Наряду с тревогой он испытывает некий трудно объяснимый стыд. Как будто перед кем-то провинился… Хочет перейти широкую площадь, но тут внезапно сознает, что это не разрешается. Здесь должен быть туннель. Конечно, он сразу же его находит.
Вскоре он присаживается на берегу пруда, носящего немецкое название — Шнелли. Но самому-то ему schnell[1] никуда не надо.
Теперь он ощупывает все карманы, обыскивает их самым основательным образом, а карманы пиджака выворачивает наружу. В результате имеет две находки: расческу и обертку от ириски «Золотой ключик». Золотой ключик… Не надо ему никакого золотого ключика, необходим самый простой ключ, который отомкнул бы затворы памяти. Расческа с двумя недостающими зубчиками тоже абсолютно анонимна. В былые годы школьники выцарапывали порой на расческах имена. А на этой даже инициалов нет.
И тут он вздрагивает. Опирается лбом на сведенные вместе руки, как бы принимая позу молящегося: невероятно, ужасно, абсурдно, даже смешно, свихнуться можно (если еще не свихнулся!) — ведь он не знает, как его зовут! Не знает ни имени, ни отчества, ни фамилии! Ни места жительства, ни места работы. Ничего не знает. Он закрывает глаза, ждет, не всплывет ли что-нибудь, ну хотя бы должность. Тщетно!
А открыв глаза, видит, что прямо у его ног на землю опустилась чайка. Птица смотрит на него, ковыляет на безопасном расстоянии вокруг скамейки, потом кидается под нее и показывается вновь с копченой салачьей головой и частью внутренностей в клюве. Глаз чайки — видна какая-то шелковисто-голубоватая радужка, — ехидный и коварный. Затем чайка поднимается в воздух. В памяти всплывает имя Хичкока. Кто такой Хичкок?..
Да кем бы тот ни был, сам-то он кто? Уж не душевно ли больной, сбежавший из сумасшедшего дома? Вроде нет, на нем не больничная пижама, на нем дорогой, бежевый костюм и брюки довольно прилично отглажены. Он только что прочитал на шелковой подкладке PURE SILK[2] и хотя эта этикетка, весьма потешная и двусмысленная, вызвала усмешку, он понял оба ее значения… Чайка, копченая салака, селедка… Какая жуть.

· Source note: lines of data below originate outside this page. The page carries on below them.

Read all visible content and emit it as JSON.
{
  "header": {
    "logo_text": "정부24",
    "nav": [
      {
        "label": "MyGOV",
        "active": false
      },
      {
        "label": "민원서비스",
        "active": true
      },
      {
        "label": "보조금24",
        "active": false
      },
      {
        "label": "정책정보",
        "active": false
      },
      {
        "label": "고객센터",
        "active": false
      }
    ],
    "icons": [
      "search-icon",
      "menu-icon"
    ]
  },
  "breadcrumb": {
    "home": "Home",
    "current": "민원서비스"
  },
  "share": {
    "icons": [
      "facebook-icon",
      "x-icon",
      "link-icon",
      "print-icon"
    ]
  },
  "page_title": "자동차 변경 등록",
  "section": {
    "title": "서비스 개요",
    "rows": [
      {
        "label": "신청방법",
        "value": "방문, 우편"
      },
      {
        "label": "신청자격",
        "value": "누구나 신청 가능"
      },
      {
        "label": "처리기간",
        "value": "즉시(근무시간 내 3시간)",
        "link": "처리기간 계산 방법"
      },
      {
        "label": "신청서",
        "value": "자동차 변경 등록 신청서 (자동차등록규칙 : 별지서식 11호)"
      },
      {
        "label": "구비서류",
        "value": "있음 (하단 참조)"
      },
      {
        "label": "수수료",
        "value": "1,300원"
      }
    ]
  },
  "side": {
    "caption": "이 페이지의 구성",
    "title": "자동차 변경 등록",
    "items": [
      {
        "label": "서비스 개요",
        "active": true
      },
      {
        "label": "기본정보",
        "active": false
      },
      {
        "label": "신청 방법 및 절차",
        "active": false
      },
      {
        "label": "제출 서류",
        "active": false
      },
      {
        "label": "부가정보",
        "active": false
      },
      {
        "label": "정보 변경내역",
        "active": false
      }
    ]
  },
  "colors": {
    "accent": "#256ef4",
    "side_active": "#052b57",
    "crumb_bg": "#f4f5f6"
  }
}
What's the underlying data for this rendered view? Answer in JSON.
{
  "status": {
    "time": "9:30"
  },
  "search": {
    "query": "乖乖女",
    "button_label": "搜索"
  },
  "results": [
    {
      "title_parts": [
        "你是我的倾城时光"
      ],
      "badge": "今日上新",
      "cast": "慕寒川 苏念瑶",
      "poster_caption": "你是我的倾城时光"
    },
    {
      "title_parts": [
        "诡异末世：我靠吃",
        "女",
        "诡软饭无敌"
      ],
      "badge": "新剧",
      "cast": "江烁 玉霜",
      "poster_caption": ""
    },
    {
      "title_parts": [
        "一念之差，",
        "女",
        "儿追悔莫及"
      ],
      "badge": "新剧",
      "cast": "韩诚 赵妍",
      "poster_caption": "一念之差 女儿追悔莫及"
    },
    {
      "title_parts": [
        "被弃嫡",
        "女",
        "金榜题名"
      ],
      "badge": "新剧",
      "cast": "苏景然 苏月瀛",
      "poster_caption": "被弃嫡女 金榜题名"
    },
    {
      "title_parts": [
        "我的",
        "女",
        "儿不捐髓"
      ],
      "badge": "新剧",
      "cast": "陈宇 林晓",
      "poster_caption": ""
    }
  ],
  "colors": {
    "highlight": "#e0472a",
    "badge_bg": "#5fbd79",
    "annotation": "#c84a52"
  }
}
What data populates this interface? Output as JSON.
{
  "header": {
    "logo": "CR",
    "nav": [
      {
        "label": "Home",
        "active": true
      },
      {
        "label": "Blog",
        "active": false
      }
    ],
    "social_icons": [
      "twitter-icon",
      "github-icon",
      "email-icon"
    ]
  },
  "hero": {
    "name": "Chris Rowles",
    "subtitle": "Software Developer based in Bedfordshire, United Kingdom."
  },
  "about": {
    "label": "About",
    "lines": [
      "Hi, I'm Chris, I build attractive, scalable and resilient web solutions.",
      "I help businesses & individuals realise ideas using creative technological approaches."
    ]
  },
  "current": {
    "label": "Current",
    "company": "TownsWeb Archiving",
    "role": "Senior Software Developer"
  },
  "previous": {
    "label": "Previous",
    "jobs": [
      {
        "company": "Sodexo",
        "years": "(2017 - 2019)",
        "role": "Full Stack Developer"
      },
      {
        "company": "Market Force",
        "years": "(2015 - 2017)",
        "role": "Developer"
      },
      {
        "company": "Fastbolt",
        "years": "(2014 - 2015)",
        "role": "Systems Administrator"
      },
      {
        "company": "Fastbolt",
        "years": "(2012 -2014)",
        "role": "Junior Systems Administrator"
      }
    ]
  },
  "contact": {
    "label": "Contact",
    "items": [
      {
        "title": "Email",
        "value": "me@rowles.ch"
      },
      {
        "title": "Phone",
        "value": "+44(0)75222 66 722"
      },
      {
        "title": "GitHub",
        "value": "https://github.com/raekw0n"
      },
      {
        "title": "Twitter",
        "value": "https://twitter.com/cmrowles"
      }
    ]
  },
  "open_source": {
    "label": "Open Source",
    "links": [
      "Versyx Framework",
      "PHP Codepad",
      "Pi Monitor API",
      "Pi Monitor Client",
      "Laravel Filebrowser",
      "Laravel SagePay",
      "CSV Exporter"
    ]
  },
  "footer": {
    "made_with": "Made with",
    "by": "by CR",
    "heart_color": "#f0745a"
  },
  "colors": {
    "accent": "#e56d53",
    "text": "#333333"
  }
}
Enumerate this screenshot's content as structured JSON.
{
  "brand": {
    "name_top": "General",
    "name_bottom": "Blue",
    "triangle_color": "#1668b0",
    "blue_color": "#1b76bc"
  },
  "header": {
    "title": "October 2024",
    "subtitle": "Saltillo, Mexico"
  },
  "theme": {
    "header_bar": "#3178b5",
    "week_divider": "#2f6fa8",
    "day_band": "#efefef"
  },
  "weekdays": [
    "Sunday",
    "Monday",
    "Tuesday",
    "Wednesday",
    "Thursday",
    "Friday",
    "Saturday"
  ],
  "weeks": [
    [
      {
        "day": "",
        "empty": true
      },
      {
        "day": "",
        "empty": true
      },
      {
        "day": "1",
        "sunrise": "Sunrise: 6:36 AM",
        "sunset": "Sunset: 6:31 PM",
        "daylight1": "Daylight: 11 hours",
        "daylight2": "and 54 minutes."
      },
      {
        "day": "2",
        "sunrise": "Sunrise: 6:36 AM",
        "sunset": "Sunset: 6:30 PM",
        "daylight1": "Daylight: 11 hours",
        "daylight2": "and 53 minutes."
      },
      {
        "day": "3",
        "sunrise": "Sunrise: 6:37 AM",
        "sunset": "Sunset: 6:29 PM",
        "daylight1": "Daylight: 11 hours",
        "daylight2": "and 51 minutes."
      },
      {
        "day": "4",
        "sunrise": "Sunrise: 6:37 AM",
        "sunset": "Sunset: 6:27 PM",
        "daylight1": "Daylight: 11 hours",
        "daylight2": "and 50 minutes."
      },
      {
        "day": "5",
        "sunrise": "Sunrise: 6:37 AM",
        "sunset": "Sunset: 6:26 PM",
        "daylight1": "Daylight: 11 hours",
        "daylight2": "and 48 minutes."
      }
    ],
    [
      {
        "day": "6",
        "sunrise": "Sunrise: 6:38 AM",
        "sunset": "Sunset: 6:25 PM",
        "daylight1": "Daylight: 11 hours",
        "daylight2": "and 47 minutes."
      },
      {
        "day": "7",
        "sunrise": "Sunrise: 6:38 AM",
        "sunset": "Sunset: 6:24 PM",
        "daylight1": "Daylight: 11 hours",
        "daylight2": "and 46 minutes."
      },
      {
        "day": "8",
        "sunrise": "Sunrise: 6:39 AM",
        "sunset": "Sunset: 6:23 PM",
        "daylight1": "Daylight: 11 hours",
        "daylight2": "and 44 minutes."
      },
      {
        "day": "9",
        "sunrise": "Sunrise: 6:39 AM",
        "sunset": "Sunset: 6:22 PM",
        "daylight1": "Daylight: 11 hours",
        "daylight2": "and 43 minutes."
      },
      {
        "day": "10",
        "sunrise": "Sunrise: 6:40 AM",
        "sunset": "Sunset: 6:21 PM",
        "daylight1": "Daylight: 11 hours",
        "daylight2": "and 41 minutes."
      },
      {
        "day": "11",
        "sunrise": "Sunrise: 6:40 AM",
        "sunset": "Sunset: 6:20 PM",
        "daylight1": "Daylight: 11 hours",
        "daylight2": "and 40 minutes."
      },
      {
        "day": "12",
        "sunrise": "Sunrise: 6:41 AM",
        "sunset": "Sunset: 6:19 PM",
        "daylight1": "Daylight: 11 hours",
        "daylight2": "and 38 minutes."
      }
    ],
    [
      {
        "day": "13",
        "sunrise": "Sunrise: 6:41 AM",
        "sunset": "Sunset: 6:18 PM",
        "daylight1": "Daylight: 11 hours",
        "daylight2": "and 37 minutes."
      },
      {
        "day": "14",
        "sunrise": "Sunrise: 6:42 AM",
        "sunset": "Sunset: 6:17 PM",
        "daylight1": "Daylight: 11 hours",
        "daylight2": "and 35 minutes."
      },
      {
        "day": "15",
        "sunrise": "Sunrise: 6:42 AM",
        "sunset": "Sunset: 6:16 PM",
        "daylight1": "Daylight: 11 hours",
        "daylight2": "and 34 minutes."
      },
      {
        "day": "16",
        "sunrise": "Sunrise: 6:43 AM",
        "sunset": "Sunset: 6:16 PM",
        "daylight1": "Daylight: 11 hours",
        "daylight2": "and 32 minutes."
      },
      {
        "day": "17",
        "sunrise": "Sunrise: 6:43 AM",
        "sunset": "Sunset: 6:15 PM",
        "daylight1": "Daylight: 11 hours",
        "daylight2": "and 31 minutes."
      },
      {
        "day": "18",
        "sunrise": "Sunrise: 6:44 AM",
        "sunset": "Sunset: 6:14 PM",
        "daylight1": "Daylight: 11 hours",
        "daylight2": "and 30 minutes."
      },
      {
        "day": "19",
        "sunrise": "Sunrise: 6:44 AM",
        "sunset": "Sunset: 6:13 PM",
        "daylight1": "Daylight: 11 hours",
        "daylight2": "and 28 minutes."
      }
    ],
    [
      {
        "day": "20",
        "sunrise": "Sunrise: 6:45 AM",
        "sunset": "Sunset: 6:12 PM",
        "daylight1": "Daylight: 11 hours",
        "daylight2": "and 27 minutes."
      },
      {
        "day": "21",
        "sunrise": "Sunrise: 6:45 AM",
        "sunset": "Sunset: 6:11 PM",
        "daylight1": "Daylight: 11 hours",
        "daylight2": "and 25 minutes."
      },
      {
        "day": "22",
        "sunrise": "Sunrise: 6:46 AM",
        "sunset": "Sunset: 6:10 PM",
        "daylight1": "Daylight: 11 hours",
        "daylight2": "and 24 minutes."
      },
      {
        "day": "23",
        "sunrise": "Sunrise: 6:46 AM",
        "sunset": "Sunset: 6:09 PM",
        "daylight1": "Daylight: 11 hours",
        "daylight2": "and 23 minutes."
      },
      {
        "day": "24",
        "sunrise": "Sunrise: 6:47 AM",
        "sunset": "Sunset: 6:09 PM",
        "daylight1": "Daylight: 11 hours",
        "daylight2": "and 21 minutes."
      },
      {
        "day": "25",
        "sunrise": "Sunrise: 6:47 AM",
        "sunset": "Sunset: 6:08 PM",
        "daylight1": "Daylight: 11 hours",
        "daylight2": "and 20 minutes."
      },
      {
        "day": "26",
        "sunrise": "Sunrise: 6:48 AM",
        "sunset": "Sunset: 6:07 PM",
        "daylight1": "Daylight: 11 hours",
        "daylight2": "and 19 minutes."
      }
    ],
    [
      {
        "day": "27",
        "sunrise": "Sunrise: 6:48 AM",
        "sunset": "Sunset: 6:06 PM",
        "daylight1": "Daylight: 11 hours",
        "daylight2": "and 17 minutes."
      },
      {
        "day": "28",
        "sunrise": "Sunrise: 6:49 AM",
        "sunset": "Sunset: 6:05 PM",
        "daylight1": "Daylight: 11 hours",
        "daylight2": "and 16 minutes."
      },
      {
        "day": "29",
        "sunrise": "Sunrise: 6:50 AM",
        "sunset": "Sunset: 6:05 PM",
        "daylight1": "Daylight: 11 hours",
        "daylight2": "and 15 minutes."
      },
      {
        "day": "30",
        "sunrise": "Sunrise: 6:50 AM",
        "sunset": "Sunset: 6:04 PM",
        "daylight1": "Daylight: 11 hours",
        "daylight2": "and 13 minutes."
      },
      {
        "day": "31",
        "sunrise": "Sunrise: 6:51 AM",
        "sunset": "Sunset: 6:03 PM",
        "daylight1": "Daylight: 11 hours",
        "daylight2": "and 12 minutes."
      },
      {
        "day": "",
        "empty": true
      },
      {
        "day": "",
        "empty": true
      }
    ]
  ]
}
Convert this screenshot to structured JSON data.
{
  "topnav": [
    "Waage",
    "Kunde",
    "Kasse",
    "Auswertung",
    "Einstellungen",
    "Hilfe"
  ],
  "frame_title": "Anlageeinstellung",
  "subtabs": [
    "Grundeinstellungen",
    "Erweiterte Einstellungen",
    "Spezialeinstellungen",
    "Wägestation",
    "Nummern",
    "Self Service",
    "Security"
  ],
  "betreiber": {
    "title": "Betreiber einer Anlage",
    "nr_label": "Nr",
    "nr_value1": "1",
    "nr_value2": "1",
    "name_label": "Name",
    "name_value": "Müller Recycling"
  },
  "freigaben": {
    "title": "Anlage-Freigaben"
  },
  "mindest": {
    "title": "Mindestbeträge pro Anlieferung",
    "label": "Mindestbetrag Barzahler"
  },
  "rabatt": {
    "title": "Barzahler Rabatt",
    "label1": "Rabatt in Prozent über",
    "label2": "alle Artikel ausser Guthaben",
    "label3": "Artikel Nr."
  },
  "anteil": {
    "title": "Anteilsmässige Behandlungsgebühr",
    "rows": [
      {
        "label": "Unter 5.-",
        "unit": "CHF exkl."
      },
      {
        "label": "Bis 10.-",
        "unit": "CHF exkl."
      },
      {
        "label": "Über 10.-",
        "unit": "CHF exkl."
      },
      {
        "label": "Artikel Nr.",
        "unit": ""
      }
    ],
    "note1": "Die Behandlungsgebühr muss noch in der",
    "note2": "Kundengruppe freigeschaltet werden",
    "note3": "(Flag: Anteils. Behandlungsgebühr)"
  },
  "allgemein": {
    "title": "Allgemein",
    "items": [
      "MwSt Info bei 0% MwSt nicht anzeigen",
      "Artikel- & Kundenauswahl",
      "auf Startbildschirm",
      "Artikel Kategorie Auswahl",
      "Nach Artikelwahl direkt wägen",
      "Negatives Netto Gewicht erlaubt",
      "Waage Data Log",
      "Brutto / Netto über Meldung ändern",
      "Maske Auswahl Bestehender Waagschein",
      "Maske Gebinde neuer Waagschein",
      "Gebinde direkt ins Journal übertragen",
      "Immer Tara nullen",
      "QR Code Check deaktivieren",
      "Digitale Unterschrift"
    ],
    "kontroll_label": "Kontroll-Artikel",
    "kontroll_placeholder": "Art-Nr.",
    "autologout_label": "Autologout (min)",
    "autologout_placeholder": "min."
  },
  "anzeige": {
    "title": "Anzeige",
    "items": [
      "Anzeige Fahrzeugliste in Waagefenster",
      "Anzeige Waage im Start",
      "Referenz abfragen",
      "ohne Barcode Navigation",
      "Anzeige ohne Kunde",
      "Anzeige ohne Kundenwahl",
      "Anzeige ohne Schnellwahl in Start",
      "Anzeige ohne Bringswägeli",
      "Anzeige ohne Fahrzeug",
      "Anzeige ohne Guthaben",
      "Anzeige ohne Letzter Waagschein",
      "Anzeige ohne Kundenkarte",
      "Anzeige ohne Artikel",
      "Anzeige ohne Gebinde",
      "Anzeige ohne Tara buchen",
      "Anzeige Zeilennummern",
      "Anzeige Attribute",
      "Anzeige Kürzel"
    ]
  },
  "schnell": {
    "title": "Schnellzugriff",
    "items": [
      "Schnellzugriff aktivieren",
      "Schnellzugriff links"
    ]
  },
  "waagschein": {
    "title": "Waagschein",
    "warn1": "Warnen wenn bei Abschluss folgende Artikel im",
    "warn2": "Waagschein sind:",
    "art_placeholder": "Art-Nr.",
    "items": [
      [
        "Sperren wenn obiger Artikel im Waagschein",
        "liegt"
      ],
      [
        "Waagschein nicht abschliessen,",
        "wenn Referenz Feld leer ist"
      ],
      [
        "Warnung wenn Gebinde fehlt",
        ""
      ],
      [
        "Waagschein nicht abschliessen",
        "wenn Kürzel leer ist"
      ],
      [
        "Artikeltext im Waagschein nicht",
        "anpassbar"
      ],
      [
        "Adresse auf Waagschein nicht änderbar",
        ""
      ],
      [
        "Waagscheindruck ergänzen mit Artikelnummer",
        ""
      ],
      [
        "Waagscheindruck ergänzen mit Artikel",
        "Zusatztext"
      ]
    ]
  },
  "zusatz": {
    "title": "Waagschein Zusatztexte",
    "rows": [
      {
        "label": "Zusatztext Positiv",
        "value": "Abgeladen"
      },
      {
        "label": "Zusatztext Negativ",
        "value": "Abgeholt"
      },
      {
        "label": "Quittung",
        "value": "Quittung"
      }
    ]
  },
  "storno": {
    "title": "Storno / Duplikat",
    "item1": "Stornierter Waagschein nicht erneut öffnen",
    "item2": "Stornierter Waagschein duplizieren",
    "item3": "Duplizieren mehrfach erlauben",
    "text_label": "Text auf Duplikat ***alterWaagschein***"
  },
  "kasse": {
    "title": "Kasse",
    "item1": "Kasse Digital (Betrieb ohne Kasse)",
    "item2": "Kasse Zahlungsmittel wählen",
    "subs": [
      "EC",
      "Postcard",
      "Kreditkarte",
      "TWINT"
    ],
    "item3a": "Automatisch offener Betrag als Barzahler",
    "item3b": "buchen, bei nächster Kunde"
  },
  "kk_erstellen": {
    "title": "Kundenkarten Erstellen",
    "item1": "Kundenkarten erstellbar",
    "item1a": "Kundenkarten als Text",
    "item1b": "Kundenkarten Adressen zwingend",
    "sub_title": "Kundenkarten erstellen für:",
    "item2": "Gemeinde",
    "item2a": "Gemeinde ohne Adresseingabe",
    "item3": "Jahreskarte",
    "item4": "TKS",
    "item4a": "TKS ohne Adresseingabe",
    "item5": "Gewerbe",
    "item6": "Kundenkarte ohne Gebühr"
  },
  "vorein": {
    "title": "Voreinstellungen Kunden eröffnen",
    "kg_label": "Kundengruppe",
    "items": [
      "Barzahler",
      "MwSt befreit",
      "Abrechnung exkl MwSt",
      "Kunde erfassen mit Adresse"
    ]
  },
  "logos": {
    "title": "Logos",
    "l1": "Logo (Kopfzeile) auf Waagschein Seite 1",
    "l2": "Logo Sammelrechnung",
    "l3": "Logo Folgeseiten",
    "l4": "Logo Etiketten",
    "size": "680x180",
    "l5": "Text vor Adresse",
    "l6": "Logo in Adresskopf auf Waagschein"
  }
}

Ясно, у него потеря памяти. Он достаточно наслышан о таких вещах. Потеря памяти или амнезия. У кого она бывает? У запойных пьяниц, у эпилептиков? Он явно не запойный пьяница. Он вполне может страдать эпилепсией, или падучей болезнью, хотя тогда… Хотя у эпилептиков будто бы потеря памяти временная — они забываются, когда бьются в судорогах. На вокзале вокруг эпилептика наверняка собралась бы толпа перепуганных и любопытных. Но ведь ничего подобного не было. А еще… Да, кто-то рассказывал, что один инженер, кажется, инженер по технике безопасности, потерял память, когда под тяжестью пропитавшегося водой снега рухнула крыша в цехе и погребла нескольких рабочих. Конечно, сбрасывать снег не входило в прямые обязанности инженера, но он нес ответственность за технику безопасности. Говорили, будто с его памятью было все в порядке до самого момента катастрофы. Ее он не помнил, ничего о ней не знал. Как видно, амнезию может вызвать большое потрясение. Но какое потрясение?
Вдруг я совершил что-нибудь ужасное? Кого-то убил?
Он смотрит на свои руки: нет ли на них следов крови? Нет. Руки чистые, не сказать что с маникюром, но со сносно подстриженными ногтями, с удаленной на полукружиях кожицей. Кстати, руки вовсе не рабочие.
И тут возникает неодолимое желание взглянуть на себя в зеркало: может быть, он себя узнает?! Вообще в какой-то степени он может представить свое лицо, в сознании всплывают фотографии, которые ему пришлось сделать при обмене паспорта (когда это было?). Странно ли то, что вспоминаются фотографии? Нет, кажется, не очень. Да у кого же вообще есть правильное о себе представление; пожалуй, у немногих, потому что, подходя к зеркалу, мы подсознательно принимаем определенный вид, который считаем своим. От неожиданного взгляда в зеркало ведь испугаться можно.